First of all, there are risks.
By the way, I want to comment on something that Mr. McGowan said, which I think is not quite correct. I believe Michael Moore was not at the NEB hearings. In fact, when Michael Moore did his paper, he worked with Stillwater Associates and Los Alamos National Laboratory, which are very distinguished organizations in the United States. We, however, also go through a very rigorous anonymous refereeing process, and the referees thought very highly of the paper.
I won't comment any further, but certainly the quality is there. We can have that kind of debate. As to whether Mr. Mansell got torn apart, all I know is that there was a very bizarre argument made by one expert witness who was trying to tear it apart. I won't go into that in detail, but we'll hear from the NEB what they think of the ultimate arguments.
With respect to the risks, they are there. One of the papers I mentioned was a recent one we put out by Michael Moore showing that Asian coal capacity is expanding. There has been a huge expansion in that capacity and planned capacity, and Mr. Moore's comment, based on work he did with Stillwater Associates, was that if we are slow in developing exports to Asia, we could eventually miss the market. There will be other suppliers that will come in.

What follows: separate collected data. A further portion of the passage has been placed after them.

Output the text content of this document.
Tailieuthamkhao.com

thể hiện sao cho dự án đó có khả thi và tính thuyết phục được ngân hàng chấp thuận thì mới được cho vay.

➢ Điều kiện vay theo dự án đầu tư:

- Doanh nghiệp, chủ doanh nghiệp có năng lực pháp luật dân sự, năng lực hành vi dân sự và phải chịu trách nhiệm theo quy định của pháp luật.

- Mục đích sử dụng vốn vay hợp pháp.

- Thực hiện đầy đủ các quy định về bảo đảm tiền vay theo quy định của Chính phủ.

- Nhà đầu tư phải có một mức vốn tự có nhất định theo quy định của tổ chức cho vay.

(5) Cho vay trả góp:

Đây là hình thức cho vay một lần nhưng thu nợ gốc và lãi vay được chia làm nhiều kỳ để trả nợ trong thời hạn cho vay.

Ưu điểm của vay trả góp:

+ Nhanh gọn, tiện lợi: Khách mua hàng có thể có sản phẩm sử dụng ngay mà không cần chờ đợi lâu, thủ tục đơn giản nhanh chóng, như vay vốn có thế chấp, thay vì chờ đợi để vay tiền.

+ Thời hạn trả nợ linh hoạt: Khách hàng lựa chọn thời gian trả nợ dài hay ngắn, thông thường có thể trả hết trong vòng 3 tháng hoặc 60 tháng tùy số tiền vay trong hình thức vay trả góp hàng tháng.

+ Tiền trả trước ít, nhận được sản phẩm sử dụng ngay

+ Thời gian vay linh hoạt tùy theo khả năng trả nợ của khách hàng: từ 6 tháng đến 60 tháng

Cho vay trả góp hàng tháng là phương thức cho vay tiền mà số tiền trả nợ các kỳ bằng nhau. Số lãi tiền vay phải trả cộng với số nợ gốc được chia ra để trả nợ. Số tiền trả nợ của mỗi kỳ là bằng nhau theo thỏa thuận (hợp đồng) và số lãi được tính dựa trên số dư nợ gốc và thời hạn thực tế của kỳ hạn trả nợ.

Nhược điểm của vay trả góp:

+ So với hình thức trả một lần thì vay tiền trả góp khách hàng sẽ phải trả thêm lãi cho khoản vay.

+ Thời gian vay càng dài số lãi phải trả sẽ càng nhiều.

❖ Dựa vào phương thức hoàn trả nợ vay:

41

With respect to the North American market, we don't export right now to California, which is one of the other advantages of going west. There are somewhat higher prices associated with PADD 5 in California compared with prices on the Gulf Coast. Going down south, we have an opportunity, but there are risks there. Tight oil is expanding tremendously in the United States. This doesn't mean it will displace all imports, but there is a fair amount of oil that could be brought in from offshore. If we have changes in Venezuela, there could be a good supply that will come in from there.
If we take our time in dealing with these issues, we risk missing markets. You can see the squeezing of the differences between the Brent price and the West Texas Intermediate price if you look at the recent numbers. Part of that is because a number of issues have been dealt with, including stoppages in the Enbridge line and the reversal of the Seaway Pipeline in the south. But we're going to have new pipelines going between Cushing and the Gulf Coast, and we're going to see those differences disappear quite a bit. This is why the refineries don't see their future as being very good. You're not going to lay down billions of dollars in new refining capacity when you could end up with quite low margins in the future. That has been one of the main concerns.